Currently Enrolling Trials
Viberzi (eluxadoline) is a mu-opioid receptor agonist and delta-opioid receptor antagonist. In vivo studies indicate that the activity of eluxadoline at the two different opioid receptors controls GI function as well as decreases pain and potentially mitigates the constipating effect of unopposed mu agonism.
Viberzi is specifically indicated in adults for the treatment of irritable bowel syndrome with diarrhea.
Viberzi is supplied as a tablet for oral administration. The recommended dose is 100 mg taken orally twice daily with food. In patients who do not have a gallbladde, are unable to tolerate the 100 mg dose of Viberzi, are receiving concomitant OATP1B1 inhibitors or have mild (Child-Pugh Class A) or moderate (Child-Pugh Class B) hepatic impairment, the recommended dose is 75 mg taken orally twice daily with food.
Mechanism of Action
Eluxadoline is a mu-opioid receptor agonist; eluxadoline is also a delta opioid receptor antagonist and a kappa opioid receptor agonist. The binding affinities (Ki) of eluxadoline for the human mu and delta opioid receptors are 1.8 nM and 430 nM, respectively. The binding affinity (Ki) of eluxadoline for the human kappa opioid receptor has not been determined; however, the Ki for guinea pig cerebellum kappa opioid receptor is 55 nM. In animals, eluxadoline interacts with opioid receptors in the gut.
Adverse effects associated with the use of Viberzi may include, but are not limited to, the following:
- abdominal pain
Clinical Trial Results
The FDA approval of Viberzi was based on two randomized, multi-center, multi-national, double-blind, placebo-controlled trials (Studies 1 and 2). A total of 1,281 patients in Study 1 and 1,145 patients in Study 2 received treatment with Viberzi 75 mg, Viberzi 100 mg or placebo twice daily.
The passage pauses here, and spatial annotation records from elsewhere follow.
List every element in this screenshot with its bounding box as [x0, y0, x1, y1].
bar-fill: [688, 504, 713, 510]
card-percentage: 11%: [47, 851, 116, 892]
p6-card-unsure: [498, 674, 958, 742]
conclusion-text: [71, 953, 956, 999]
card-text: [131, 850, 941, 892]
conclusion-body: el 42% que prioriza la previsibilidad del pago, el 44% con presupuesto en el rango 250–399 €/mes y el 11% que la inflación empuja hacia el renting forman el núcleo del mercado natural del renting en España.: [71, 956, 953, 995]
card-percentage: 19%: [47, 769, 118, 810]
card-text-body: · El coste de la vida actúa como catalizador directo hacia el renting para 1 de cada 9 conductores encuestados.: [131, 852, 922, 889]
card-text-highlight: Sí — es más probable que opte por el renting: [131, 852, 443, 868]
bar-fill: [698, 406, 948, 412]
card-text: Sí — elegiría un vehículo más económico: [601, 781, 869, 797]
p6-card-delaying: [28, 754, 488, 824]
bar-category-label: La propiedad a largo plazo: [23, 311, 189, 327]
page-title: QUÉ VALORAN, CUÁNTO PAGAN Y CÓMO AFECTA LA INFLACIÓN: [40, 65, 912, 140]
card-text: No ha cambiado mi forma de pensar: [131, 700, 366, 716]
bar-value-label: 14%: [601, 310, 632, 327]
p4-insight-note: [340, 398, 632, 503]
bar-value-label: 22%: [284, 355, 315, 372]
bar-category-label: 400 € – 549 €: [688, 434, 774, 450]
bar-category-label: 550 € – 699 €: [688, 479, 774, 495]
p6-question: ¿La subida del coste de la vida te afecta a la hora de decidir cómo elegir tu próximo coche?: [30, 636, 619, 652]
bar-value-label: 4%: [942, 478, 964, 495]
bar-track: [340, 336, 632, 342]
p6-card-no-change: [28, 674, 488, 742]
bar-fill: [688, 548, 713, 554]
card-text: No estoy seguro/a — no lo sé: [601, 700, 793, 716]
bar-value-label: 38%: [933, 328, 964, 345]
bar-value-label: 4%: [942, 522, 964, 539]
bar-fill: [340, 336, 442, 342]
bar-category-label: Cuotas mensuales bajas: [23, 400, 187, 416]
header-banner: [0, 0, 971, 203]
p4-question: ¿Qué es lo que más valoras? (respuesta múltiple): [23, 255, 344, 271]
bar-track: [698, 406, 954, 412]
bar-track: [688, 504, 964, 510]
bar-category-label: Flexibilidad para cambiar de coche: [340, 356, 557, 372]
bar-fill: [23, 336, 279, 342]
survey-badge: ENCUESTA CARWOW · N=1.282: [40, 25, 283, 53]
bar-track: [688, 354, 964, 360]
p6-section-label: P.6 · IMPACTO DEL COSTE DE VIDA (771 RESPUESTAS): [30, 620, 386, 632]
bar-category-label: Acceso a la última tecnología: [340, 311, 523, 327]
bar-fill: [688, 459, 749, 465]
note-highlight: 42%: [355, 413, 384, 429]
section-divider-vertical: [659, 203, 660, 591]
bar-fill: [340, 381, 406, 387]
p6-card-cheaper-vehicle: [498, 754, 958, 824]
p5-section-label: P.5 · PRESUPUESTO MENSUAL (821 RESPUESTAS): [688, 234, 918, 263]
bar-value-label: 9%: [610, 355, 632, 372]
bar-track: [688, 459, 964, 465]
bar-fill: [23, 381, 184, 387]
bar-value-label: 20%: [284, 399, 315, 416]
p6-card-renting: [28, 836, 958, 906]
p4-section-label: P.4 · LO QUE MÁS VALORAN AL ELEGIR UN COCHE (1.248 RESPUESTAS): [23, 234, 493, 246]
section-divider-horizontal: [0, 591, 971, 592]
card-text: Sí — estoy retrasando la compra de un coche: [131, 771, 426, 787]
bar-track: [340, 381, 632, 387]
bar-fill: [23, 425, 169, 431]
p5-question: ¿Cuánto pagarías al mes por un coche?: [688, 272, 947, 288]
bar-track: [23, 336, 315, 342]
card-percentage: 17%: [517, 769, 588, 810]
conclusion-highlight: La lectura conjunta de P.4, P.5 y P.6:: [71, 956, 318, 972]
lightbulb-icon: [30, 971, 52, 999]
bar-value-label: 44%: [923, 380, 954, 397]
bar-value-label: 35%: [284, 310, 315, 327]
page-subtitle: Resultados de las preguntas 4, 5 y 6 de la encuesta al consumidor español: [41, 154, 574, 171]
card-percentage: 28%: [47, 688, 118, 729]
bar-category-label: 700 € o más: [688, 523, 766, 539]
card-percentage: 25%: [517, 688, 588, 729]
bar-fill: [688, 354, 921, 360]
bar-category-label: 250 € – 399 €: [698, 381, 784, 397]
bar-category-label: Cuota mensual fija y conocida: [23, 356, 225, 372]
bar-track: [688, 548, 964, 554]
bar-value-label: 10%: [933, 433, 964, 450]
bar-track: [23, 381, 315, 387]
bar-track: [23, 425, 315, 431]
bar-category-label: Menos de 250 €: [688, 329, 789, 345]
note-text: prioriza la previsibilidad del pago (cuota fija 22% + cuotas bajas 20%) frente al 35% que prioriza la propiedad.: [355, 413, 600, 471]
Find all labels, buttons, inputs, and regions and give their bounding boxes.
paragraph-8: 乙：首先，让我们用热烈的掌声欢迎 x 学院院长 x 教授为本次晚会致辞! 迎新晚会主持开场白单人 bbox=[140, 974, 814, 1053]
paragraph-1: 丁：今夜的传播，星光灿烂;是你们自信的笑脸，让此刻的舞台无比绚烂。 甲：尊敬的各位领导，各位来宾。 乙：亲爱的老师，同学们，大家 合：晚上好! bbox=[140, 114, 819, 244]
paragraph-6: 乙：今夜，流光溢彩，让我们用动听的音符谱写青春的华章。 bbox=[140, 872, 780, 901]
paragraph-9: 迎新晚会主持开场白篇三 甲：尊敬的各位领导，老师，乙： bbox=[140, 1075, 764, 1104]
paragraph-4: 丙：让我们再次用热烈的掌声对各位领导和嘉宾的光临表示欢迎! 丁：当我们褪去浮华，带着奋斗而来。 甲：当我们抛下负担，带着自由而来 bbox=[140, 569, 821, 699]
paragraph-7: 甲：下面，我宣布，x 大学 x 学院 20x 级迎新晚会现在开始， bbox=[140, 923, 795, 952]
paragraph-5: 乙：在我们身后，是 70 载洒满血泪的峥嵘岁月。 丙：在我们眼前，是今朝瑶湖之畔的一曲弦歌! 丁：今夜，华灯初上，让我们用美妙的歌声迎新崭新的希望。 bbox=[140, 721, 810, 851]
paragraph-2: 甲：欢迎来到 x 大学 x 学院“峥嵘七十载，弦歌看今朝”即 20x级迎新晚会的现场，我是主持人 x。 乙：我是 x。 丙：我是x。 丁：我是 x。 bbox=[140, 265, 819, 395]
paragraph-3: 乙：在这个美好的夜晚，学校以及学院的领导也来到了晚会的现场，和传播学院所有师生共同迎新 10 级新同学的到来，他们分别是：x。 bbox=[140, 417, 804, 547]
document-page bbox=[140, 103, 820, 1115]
All patients met Rome III criteria for IBS-D and were required to meet both of the following criteria: an average of worst abdominal pain scores in the past 24 hours of >3.0 on a 0 to 10 scale over the week prior to randomization and an average daily stool consistency score (Bristol Stool Scale or BSS) of ≥5.5 and at least 5 days with a BSS score ≥5 on a 1 to 7 scale over the week prior to randomization. Study 1 and Study 2 included identical 26-week double-blind, placebo-controlled treatment periods. Study 1 continued double-blinded for an additional 26 weeks for long-term safety (total of 52 weeks of treatment), followed by a 2-week follow-up. Study 2 included a 4-week singleblinded, placebo-withdrawal period upon completion of the 26-week treatment period. Efficacy of Viberzi was assessed in both trials using an overall composite responder primary endpoint. The primary endpoint was defined by the simultaneous improvement in the daily worst abdominal pain score by ≥30% as compared to the baseline weekly average AND a reduction in the BSS to <5 on at least 50% of the days within a 12-week time interval. In both trials, the proportion of patients who were composite responders to Viberzi was statistically significantly higher than placebo for both doses.